27.11.2019, 16:43 Uhr

Zoll kontrolliert 180 Baufirmen im ersten Halbjahr

IG BAU fordert: Grafschafter Betriebe genauer unter die Lupe nehmen.

Besuche des Zolls auf der Baustelle enden oft mit Ermittlungsverfahren und Bußgeldern. Mit Blick auf das Ausmaß von Schwarzarbeit und Lohn-Prellerei fordert die IG BAU noch mehr Kontrollen in der Branche. Foto: IG Bau

Besuche des Zolls auf der Baustelle enden oft mit Ermittlungsverfahren und Bußgeldern. Mit Blick auf das Ausmaß von Schwarzarbeit und Lohn-Prellerei fordert die IG BAU noch mehr Kontrollen in der Branche. Foto: IG Bau

Im Kampf gegen illegale Machenschaften auf dem Bau fordert die Gewerkschaft IG BAU mehr Zoll-Kontrollen im Kreis Grafschaft Bentheim. Obwohl die Zöllner einen Schwerpunkt auf die Branche legten, gerate nur ein kleiner Teil der 135 Baufirmen im Landkreis ins Visier der Beamten, kritisiert Herbert Hilberink.

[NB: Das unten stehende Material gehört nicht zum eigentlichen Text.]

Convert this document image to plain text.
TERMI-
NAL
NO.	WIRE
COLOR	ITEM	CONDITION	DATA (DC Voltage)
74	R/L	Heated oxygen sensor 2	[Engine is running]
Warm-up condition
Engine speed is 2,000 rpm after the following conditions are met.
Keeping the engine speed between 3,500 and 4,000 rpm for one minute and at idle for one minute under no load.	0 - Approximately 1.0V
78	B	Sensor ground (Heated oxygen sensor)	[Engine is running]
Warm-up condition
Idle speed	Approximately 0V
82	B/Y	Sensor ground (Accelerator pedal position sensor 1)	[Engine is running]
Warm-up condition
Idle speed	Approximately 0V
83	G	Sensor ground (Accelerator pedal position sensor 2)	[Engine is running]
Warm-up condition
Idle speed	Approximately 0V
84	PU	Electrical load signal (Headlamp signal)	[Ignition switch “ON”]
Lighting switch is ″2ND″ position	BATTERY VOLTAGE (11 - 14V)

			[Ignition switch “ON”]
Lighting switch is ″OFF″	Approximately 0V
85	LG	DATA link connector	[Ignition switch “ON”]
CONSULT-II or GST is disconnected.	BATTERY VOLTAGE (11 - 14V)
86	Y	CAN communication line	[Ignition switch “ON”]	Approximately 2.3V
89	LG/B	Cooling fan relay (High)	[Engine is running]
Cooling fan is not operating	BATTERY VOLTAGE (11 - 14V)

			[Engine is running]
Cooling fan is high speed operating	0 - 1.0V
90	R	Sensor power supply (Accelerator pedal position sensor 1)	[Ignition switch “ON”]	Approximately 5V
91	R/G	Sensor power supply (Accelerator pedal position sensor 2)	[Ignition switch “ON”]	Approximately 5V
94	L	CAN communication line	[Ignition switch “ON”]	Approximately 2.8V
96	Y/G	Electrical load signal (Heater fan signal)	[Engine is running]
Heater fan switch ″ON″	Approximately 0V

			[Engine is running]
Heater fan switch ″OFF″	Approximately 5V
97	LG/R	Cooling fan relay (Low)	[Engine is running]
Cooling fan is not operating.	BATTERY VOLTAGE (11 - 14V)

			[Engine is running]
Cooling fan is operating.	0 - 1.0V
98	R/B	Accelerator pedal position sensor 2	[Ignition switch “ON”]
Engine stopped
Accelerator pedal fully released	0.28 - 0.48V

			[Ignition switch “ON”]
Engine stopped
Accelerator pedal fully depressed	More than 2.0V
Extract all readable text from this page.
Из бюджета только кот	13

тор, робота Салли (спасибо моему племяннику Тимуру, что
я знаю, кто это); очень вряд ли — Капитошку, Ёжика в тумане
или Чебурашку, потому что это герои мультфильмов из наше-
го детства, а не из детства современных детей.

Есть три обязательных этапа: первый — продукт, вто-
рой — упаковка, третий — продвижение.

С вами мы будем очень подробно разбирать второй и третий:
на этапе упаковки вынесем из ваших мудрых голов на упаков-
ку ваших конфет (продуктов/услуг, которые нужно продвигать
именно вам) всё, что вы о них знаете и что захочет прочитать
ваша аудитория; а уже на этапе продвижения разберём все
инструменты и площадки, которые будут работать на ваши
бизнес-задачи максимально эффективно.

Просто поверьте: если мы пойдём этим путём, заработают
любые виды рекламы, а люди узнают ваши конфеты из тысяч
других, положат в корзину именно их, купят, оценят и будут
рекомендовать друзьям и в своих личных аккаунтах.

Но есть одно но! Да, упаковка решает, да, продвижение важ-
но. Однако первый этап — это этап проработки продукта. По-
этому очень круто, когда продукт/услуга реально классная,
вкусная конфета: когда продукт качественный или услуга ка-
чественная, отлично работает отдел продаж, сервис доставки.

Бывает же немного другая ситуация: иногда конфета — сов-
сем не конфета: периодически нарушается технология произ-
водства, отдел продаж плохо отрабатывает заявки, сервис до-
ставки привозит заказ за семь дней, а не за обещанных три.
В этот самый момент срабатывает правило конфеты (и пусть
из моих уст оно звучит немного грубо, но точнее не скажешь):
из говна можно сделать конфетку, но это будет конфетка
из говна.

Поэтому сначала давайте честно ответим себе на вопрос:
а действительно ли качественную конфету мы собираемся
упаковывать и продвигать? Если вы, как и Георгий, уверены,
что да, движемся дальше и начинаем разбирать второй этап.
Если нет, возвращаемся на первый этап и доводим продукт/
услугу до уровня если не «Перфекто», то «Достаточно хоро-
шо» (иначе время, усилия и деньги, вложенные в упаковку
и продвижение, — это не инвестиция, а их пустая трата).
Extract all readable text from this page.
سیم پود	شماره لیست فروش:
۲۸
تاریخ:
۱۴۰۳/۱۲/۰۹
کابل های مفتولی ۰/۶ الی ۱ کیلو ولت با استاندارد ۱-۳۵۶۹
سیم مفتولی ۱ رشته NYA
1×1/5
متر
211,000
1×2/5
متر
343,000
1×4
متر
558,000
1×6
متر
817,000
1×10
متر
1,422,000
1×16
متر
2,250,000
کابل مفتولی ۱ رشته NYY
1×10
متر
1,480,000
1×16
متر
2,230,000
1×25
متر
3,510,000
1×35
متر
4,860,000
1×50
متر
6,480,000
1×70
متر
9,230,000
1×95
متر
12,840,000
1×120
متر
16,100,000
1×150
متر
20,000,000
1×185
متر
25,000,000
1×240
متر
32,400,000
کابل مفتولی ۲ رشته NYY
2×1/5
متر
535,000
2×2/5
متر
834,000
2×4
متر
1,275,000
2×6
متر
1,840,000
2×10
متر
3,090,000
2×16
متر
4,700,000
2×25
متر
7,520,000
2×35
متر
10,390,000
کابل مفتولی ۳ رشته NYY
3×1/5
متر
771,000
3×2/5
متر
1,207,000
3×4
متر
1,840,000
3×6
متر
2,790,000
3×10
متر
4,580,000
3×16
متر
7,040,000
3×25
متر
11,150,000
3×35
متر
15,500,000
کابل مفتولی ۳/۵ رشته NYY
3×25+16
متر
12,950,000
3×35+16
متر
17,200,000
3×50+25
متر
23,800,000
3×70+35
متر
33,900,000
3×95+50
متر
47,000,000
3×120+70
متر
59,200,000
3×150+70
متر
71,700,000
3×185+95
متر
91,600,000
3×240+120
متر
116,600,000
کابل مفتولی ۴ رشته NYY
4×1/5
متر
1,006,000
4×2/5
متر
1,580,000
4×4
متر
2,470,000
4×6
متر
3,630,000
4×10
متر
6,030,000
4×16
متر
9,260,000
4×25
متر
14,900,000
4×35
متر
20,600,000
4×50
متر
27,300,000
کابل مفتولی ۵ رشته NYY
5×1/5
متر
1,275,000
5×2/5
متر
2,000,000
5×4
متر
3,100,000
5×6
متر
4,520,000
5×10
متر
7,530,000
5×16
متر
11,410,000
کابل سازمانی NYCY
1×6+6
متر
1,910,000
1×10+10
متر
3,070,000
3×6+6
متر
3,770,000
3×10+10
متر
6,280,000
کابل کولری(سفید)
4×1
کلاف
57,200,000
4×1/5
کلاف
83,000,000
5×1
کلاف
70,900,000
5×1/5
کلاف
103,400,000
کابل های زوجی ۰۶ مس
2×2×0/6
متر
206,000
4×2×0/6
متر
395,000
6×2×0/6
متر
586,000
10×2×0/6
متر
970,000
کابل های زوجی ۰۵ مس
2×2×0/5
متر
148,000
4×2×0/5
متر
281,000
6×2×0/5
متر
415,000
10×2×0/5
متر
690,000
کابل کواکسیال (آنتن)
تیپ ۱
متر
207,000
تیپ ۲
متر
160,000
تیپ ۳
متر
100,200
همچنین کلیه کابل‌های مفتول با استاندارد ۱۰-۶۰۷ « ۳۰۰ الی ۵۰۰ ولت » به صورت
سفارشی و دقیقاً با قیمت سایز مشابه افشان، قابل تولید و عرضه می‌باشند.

Der stellvertretende Bezirksvorsitzende der IG BAU Osnabrück-Emsland-Grafschaft Bentheim verweist auf eine aktuelle Statistik der Finanzkontrolle Schwarzarbeit (FKS). Im gesamten Bereich des Hauptzollamts Osnabrück wurden demnach zwischen Januar und Juni 180 Bauunternehmen kontrolliert. Dabei deckten die Beamten einen Schaden von rund 2,3 Millionen Euro wegen nicht gezahlter Steuern und Sozialabgaben auf. Dies geht aus einer Antwort des Bundesfinanzministeriums auf eine Anfrage der Arbeitsmarktpolitikerin Beate Müller-Gemeke (Grüne) hervor.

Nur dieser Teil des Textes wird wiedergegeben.